I’ve never really understood dynamic programming before so it was good to do quite a lot with it and get a decent feel for it.  It’s a really powerful technique.

Oh well, onto week 8, only 3 or so more weeks left I think, the course finishes on 27th Jan.

 

Bioinformatics 5 Weeks Down

This was a pretty tough week.  Interesting but tricky algorithms to implement.

I had another case of an algorithm that was running really slowly.  In fact I started it before I went to bed and it was still running when I got up in the morning.

So I rewrote it, and it ran in like 20 seconds!  Just goes to show, choice of data structures and algorithms are soooo important.

Now onto week 6!

Bioinformatics, 4 Weeks Down

So 4 weeks and 26 programming assignments completed now.

Gotta say I’m enjoying it immensely.

It’s quite hard but I seem to eventually muddle my way through the assignments.  Sometimes with a bit of help from others posting on the discussion forums.

Had a fun time optimising one of my programs a couple of days ago.  This is what I posted on the Coursera forum for this course:

By the way, what are people’s runtimes?

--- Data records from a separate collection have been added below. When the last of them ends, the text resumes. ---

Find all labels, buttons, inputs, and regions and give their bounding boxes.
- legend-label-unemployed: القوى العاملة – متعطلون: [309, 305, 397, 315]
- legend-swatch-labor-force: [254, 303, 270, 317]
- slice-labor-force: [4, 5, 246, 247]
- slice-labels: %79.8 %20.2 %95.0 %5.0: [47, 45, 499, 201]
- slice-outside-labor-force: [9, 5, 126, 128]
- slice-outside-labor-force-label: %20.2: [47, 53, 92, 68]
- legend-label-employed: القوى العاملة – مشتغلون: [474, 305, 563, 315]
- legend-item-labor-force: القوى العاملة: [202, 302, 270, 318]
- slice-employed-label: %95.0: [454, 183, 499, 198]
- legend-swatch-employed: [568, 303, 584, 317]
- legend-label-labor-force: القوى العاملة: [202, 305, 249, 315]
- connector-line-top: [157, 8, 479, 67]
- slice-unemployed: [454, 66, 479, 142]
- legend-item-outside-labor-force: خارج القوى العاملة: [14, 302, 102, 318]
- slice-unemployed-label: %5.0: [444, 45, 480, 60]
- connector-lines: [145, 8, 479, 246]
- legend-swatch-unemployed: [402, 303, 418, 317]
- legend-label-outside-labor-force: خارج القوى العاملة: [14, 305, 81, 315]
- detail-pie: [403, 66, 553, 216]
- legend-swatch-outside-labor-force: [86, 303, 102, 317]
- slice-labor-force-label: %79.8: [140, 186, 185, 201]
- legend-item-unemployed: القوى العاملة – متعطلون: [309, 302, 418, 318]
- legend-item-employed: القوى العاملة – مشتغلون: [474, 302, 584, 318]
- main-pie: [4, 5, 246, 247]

I spent some time optimising yesterday and got my run time down from 2 mins to under 1 second lol.  I was using a list to store nodes and traversing that list to find the node in the list of 2000 or so with label ‘234’ or whatever. 

So then it occurred to me that I could have an indexing array.  With the node label pointing to an index in the node list.  And then I slapped my forehead, said “Doh!”, not for the first time in this course.  This is of course exactly what a dict is, so instead of having a node list, I have a node dict! 

And another thing: Profiling:  It’s absolutley wonderful in Python.  Took me about 15 mins to grab some code off the net and add it to my program.  It shows where all the time is spent, number of calls to each function AND runs in real time! i.e. doesn’t slow down the program!  All built in too: http://docs.python.org/2/library/profile.html

So onto week 5 now and I’ve done 2 out of the 5 so far but only a few days left for the other 3…  I’ll get them done somehow.

This course is considerably better than many I took at university, paying fees for.  This course is free!